Other critique principles include, address the writing, not the writer; and one of Hatrack's more substantive principles, plus more organized and thought-out workshops, comments address what works, strengths, and what doesn't work, shortfalls, for a given commenter -- realizes that each and all comments are subjective, open to interpretation. A writer knows the intended design and may take or leave any or all comments.

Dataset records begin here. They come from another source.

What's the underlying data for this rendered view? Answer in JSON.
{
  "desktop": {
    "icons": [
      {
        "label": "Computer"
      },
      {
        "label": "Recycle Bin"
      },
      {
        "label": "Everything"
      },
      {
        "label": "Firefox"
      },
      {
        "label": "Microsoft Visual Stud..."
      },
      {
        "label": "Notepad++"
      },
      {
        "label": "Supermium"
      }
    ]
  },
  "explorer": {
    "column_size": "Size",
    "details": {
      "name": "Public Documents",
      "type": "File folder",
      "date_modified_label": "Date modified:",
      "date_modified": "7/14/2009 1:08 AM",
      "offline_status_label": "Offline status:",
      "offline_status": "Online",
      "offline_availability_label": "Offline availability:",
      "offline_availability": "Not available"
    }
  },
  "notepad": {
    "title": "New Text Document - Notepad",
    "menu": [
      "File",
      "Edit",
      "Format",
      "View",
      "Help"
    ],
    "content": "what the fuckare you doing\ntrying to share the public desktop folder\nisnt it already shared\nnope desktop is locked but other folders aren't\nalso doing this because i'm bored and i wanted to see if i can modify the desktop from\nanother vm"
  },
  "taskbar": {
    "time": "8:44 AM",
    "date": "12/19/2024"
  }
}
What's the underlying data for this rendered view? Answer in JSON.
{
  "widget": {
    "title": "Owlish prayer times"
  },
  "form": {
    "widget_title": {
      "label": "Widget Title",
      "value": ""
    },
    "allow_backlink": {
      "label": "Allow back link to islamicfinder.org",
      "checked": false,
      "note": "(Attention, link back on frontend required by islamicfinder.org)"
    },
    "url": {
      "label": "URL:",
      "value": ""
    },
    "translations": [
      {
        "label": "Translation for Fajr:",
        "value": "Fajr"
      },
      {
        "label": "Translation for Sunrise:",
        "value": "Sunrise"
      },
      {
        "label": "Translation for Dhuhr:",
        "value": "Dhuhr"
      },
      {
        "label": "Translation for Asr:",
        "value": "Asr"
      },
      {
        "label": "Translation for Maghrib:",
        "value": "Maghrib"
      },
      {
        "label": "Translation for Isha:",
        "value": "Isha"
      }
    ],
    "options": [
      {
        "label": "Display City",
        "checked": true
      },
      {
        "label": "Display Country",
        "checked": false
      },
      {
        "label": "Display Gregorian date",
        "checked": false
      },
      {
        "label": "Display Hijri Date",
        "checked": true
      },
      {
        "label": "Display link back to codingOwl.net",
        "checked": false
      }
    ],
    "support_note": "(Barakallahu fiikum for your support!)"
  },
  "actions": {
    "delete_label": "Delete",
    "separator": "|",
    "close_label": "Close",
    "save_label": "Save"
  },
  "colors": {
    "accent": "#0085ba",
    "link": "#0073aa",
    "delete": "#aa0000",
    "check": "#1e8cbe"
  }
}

Also, comments best practice note shortfalls a commenter perceives publication culture deprecates. The wake-up start is one wide deprecation, which is a challenge to tame. Another relevant workshop principle notes that, if several commenters note the same shortfall, or strength:

From "Being a Glossary of Terms Useful in Critiquing Science Fiction" by David Smith of Clarion workshops, "Snark rule. 'I tell you once, I tell you twice, what I tell you three times is true.' Lewis Carroll, 'The Hunting of the Snark.' When three or more critics concur on an element in a story, it is highly likely to be true. (Jennifer Jackson)"
Posted by Grumpy old guy (Member # 9922) on :
Well, //mari, this has been a brutal introduction to critiquing here at Hatrack. As I re-read your introductory post I noticed you said you just ‘write for fun’. Nothing wrong with that, lots of people do that; it’s just that most people here take their writer’s journey a lot more seriously. In fact, most of the people here want to be published, and that requires the study of some of the more advanced aspects of story construction and the development of dramatic prose.

Because of this, the critiques you’ll get here can be brutal in their analysis of any publication shortfalls contained within just a few lines, no matter how small they are. Which will probably make some issues you think of as being trivial seem blown out of all proportion, because you just want to write stories; but for these writers these are issues that are literally publication game-killers. Hence their criticism.

The hardest thing to do when writing a story is to find the right place and manner in which to start it. It is also the part most fraught with danger in that their inability to get the start just right can cause a writer to abandon their story in frustration. Personally, I have had two novels languishing for six years because I could not find the right place to start them. I have now, but only because I’ve learnt what questions I have to ask myself in order to find that right place.

My advice at this early stage, don’t take the criticism to heart; hang in here and see what you can learn. We’ll all help; you just have to ask. And don’t worry, no question is ever too silly. [Smile]

Posted by walexander (Member # 9151) on :
Mari, my best advice, is taking it in little doses.

Many here will be the first to point out that something has been done to death. Like a waking scene, or a dream scene, or a mirror scene, etc. The greatest irony is, all these things are in full use by professionally published writers on a daily basis, but because they are already published, they are allowed to break the rules.

You read any current top ten fantasy and I bet you'll find a waking scene, a dream scene, and a mirror scene, all in the same book.

But the rule of thumb is you try not to use it at the start because if you're trying to break into the biz, you have to get your story passed the slush pile. So unless you got a new spin on an old theme, it's a tough starting point. But if you are just having fun, I say God bless, take what you need from the scrap pile, and build on it until you're happy.

Posted by Metta (Member # 10744) on :
Hi Mari
I like your post. It will be interesting to find out where your main character is and how he found himself in such a predicament.